Missouri Legislature Passes Strict Voter Identification Bill
UPDATE: Today, Missouri Gov. Mike Parson (R) signed House Bill 1878, an updated version of previously passed H.B. 2140, into law. In addition to strict photo voter ID requirements, H.B. 1878 curtails the work of third-party voter registration organizations, prohibits the use of electronic voting machines starting in 2024, prohibits private donations to election administration and bans the use of ballot drop boxes. Curiously, the bill removes Missouri’s presidential primary, replacing it with a caucus system. H.B. 1878 also authorizes two weeks of early in-person voting, but includes a provision to remove that early voting period if the voter ID requirement is found to be invalid. The new law is set to take effect on Aug. 28, in time for the Nov. 8 general election but not the Aug. 2 primary.
WASHINGTON, D.C. — On May 12, the Missouri Legislature passed a new strict voter ID bill after earlier efforts were struck down in court. In 2020, a previous photo ID law was struck down by the Missouri Supreme Court for requiring the use of a misleading affidavit. This revived effort, House Bill 2140, cleared the Republican-controlled state House and Senate during the final week of the legislative session, and now awaits the signature of Gov. Mike Parson (R).
H.B. 2140 imposes a photo ID requirement that is significantly stricter than the current ID law, which includes a copy of utility bills and bank statements as acceptable forms of identification. Now, under H.B. 2140, a voter must present a government-issued photo ID, such as a Missouri driver’s license. If a voter lacks proper ID, they can cast a provisional ballot that won’t be counted unless they return within the same day to present valid ID or have an elections official match their ballot with a signature on file. The voter ID requirements also extend to absentee voting.

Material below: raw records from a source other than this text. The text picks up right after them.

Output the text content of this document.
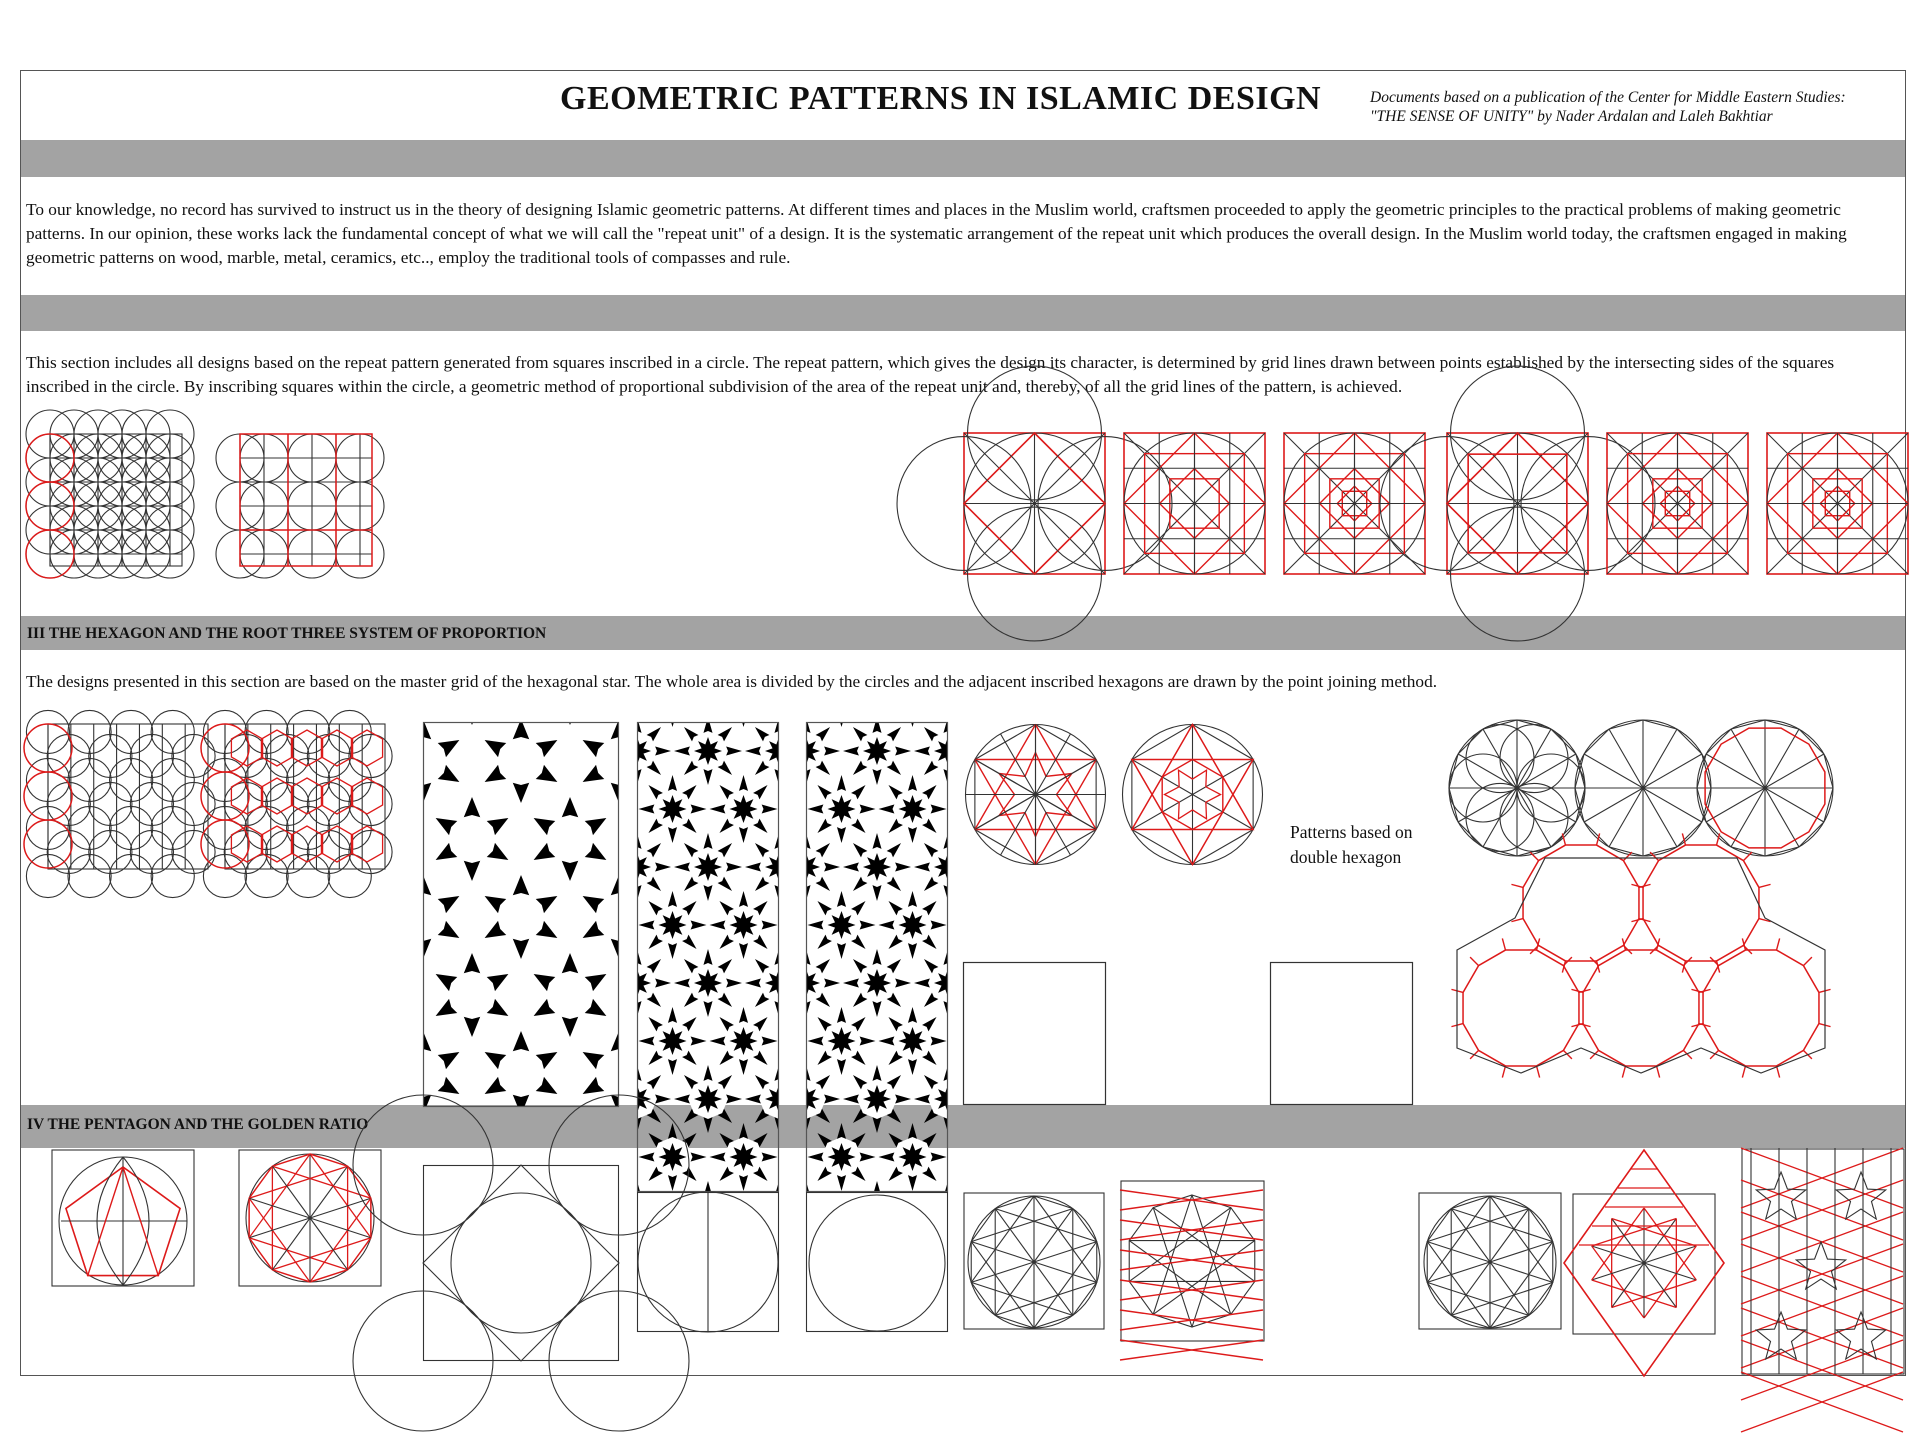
GEOMETRIC PATTERNS IN ISLAMIC DESIGN	Documents based on a publication of the Center for Middle Eastern Studies:
"THE SENSE OF UNITY" by Nader Ardalan and Laleh Bakhtiar
III THE HEXAGON AND THE ROOT THREE SYSTEM OF PROPORTION
IV THE PENTAGON AND THE GOLDEN RATIO
To our knowledge, no record has survived to instruct us in the theory of designing Islamic geometric patterns. At different times and places in the Muslim world, craftsmen proceeded to apply the geometric principles to the practical problems of making geometric patterns. In our opinion, these works lack the fundamental concept of what we will call the "repeat unit" of a design. It is the systematic arrangement of the repeat unit which produces the overall design. In the Muslim world today, the craftsmen engaged in making geometric patterns on wood, marble, metal, ceramics, etc.., employ the traditional tools of compasses and rule.
This section includes all designs based on the repeat pattern generated from squares inscribed in a circle. The repeat pattern, which gives the design its character, is determined by grid lines drawn between points established by the intersecting sides of the squares inscribed in the circle. By inscribing squares within the circle, a geometric method of proportional subdivision of the area of the repeat unit and, thereby, of all the grid lines of the pattern, is achieved.
The designs presented in this section are based on the master grid of the hexagonal star. The whole area is divided by the circles and the adjacent inscribed hexagons are drawn by the point joining method.
Patterns based on
double hexagon
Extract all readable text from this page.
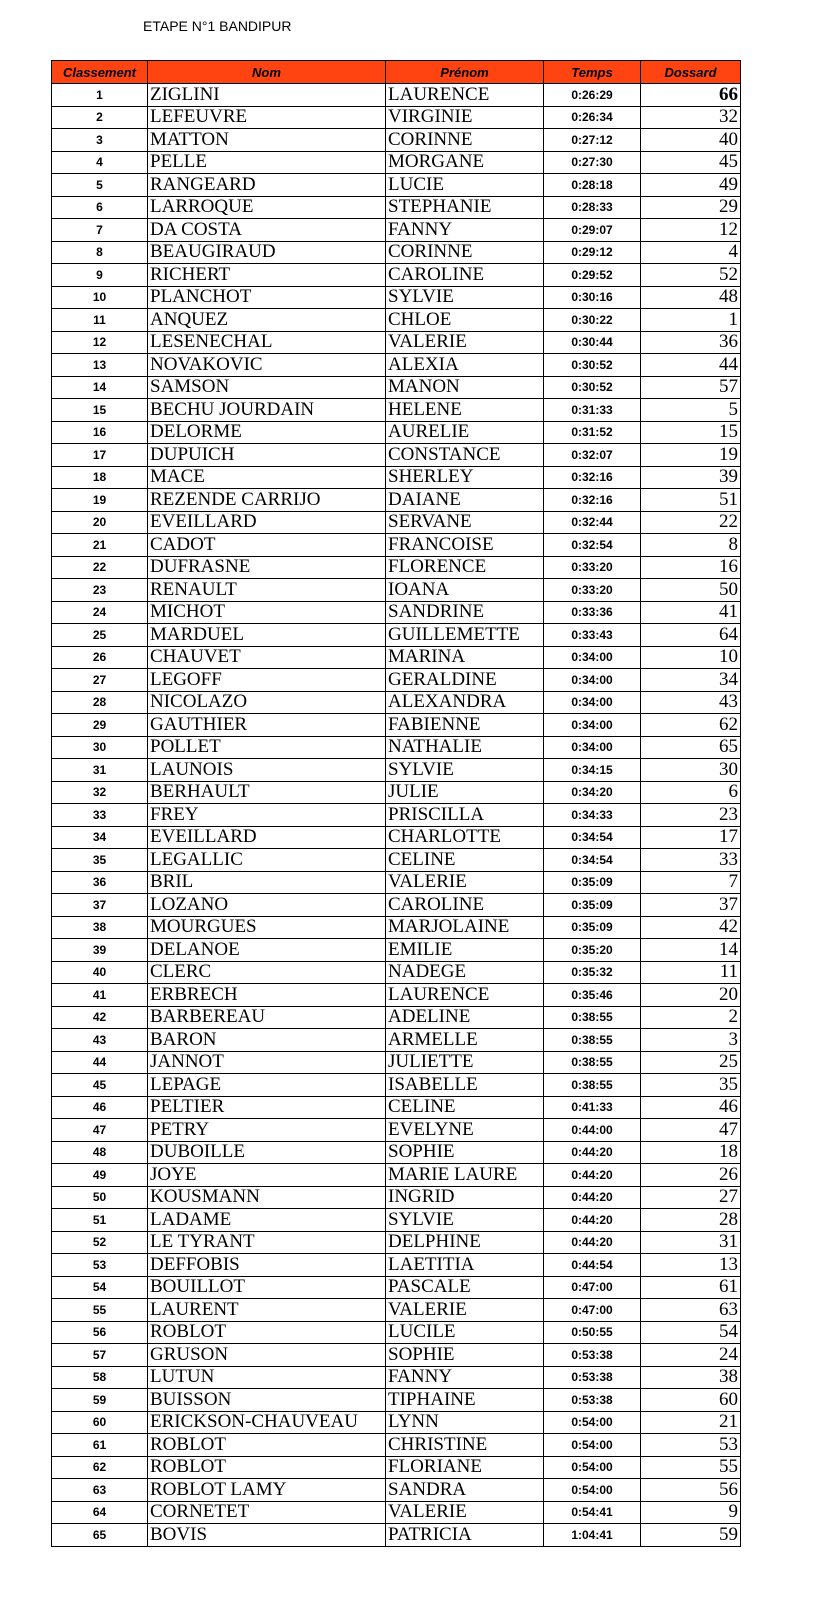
ETAPE N°1 BANDIPUR
Classement	Nom	Prénom	Temps	Dossard
1	ZIGLINI	LAURENCE	0:26:29	66
2	LEFEUVRE	VIRGINIE	0:26:34	32
3	MATTON	CORINNE	0:27:12	40
4	PELLE	MORGANE	0:27:30	45
5	RANGEARD	LUCIE	0:28:18	49
6	LARROQUE	STEPHANIE	0:28:33	29
7	DA COSTA	FANNY	0:29:07	12
8	BEAUGIRAUD	CORINNE	0:29:12	4
9	RICHERT	CAROLINE	0:29:52	52
10	PLANCHOT	SYLVIE	0:30:16	48
11	ANQUEZ	CHLOE	0:30:22	1
12	LESENECHAL	VALERIE	0:30:44	36
13	NOVAKOVIC	ALEXIA	0:30:52	44
14	SAMSON	MANON	0:30:52	57
15	BECHU JOURDAIN	HELENE	0:31:33	5
16	DELORME	AURELIE	0:31:52	15
17	DUPUICH	CONSTANCE	0:32:07	19
18	MACE	SHERLEY	0:32:16	39
19	REZENDE CARRIJO	DAIANE	0:32:16	51
20	EVEILLARD	SERVANE	0:32:44	22
21	CADOT	FRANCOISE	0:32:54	8
22	DUFRASNE	FLORENCE	0:33:20	16
23	RENAULT	IOANA	0:33:20	50
24	MICHOT	SANDRINE	0:33:36	41
25	MARDUEL	GUILLEMETTE	0:33:43	64
26	CHAUVET	MARINA	0:34:00	10
27	LEGOFF	GERALDINE	0:34:00	34
28	NICOLAZO	ALEXANDRA	0:34:00	43
29	GAUTHIER	FABIENNE	0:34:00	62
30	POLLET	NATHALIE	0:34:00	65
31	LAUNOIS	SYLVIE	0:34:15	30
32	BERHAULT	JULIE	0:34:20	6
33	FREY	PRISCILLA	0:34:33	23
34	EVEILLARD	CHARLOTTE	0:34:54	17
35	LEGALLIC	CELINE	0:34:54	33
36	BRIL	VALERIE	0:35:09	7
37	LOZANO	CAROLINE	0:35:09	37
38	MOURGUES	MARJOLAINE	0:35:09	42
39	DELANOE	EMILIE	0:35:20	14
40	CLERC	NADEGE	0:35:32	11
41	ERBRECH	LAURENCE	0:35:46	20
42	BARBEREAU	ADELINE	0:38:55	2
43	BARON	ARMELLE	0:38:55	3
44	JANNOT	JULIETTE	0:38:55	25
45	LEPAGE	ISABELLE	0:38:55	35
46	PELTIER	CELINE	0:41:33	46
47	PETRY	EVELYNE	0:44:00	47
48	DUBOILLE	SOPHIE	0:44:20	18
49	JOYE	MARIE LAURE	0:44:20	26
50	KOUSMANN	INGRID	0:44:20	27
51	LADAME	SYLVIE	0:44:20	28
52	LE TYRANT	DELPHINE	0:44:20	31
53	DEFFOBIS	LAETITIA	0:44:54	13
54	BOUILLOT	PASCALE	0:47:00	61
55	LAURENT	VALERIE	0:47:00	63
56	ROBLOT	LUCILE	0:50:55	54
57	GRUSON	SOPHIE	0:53:38	24
58	LUTUN	FANNY	0:53:38	38
59	BUISSON	TIPHAINE	0:53:38	60
60	ERICKSON-CHAUVEAU	LYNN	0:54:00	21
61	ROBLOT	CHRISTINE	0:54:00	53
62	ROBLOT	FLORIANE	0:54:00	55
63	ROBLOT LAMY	SANDRA	0:54:00	56
64	CORNETET	VALERIE	0:54:41	9
65	BOVIS	PATRICIA	1:04:41	59
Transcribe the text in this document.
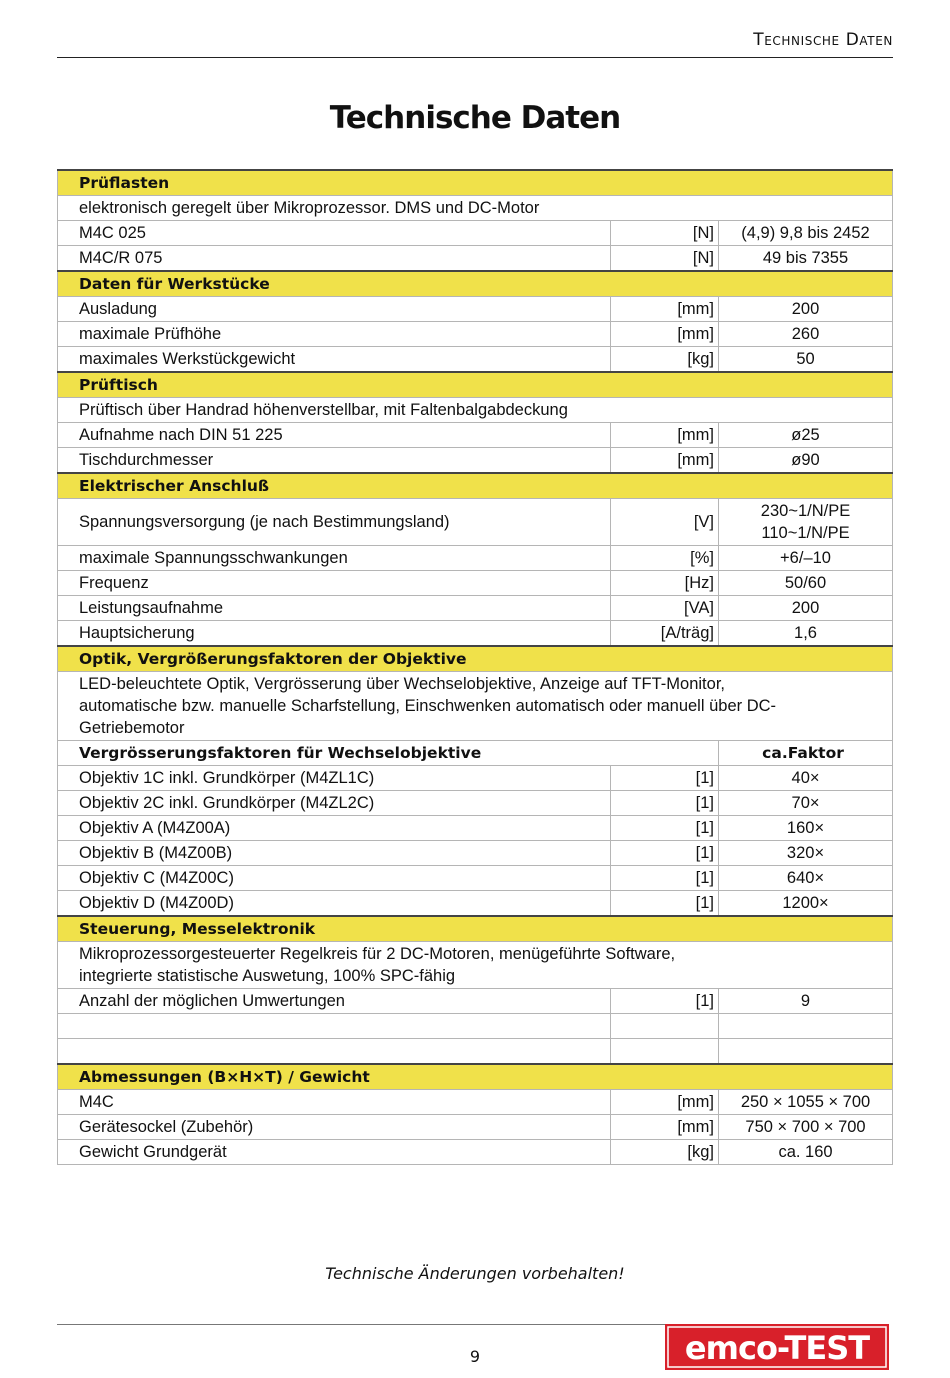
Technische Daten
Technische Daten
Prüflasten		

elektronisch geregelt über Mikroprozessor. DMS und DC-Motor		

M4C 025	[N]	(4,9) 9,8 bis 2452

M4C/R 075	[N]	49 bis 7355

Daten für Werkstücke		
Ausladung	[mm]	200

maximale Prüfhöhe	[mm]	260

maximales Werkstückgewicht	[kg]	50

Prüftisch		

Prüftisch über Handrad höhenverstellbar, mit Faltenbalgabdeckung		

Aufnahme nach DIN 51 225	[mm]	ø25

Tischdurchmesser	[mm]	ø90

Elektrischer Anschluß		
Spannungsversorgung (je nach Bestimmungsland)	[V]	230~1/N/PE
110~1/N/PE

maximale Spannungsschwankungen	[%]	+6/–10

Frequenz	[Hz]	50/60

Leistungsaufnahme	[VA]	200

Hauptsicherung	[A/träg]	1,6

Optik, Vergrößerungsfaktoren der Objektive		

LED-beleuchtete Optik, Vergrösserung über Wechselobjektive, Anzeige auf TFT-Monitor,
automatische bzw. manuelle Scharfstellung, Einschwenken automatisch oder manuell über DC-
Getriebemotor		

Vergrösserungsfaktoren für Wechselobjektive		ca.Faktor
Objektiv 1C inkl. Grundkörper (M4ZL1C)	[1]	40×

Objektiv 2C inkl. Grundkörper (M4ZL2C)	[1]	70×

Objektiv A (M4Z00A)	[1]	160×

Objektiv B (M4Z00B)	[1]	320×

Objektiv C (M4Z00C)	[1]	640×

Objektiv D (M4Z00D)	[1]	1200×

Steuerung, Messelektronik		

Mikroprozessorgesteuerter Regelkreis für 2 DC-Motoren, menügeführte Software,
integrierte statistische Auswetung, 100% SPC-fähig		

Anzahl der möglichen Umwertungen	[1]	9

Abmessungen (B×H×T) / Gewicht		
M4C	[mm]	250 × 1055 × 700

Gerätesockel (Zubehör)	[mm]	750 × 700 × 700

Gewicht Grundgerät	[kg]	ca. 160
Technische Änderungen vorbehalten!
9	emco-TEST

The election bill goes beyond photo ID; H.B. 2140 bars individuals from being paid for soliciting voter registration applications and tightens the narrow list of excuses to vote absentee. The bill also asserts Missouri’s right to regulate the time, place and manner of elections, even if that means holding separate elections in a situation where the state does not agree with federal law. The bill empowers the secretary of state to withhold federal election funds to any elections office if they are not complying with cybersecurity checks and other requirements.
“This bill is a major disenfranchisement movement,” said Rep. Joe Adams (D). “It is to deny people who have fought and denied for this right to vote. It’s an attempt to restrict their participation in the process.”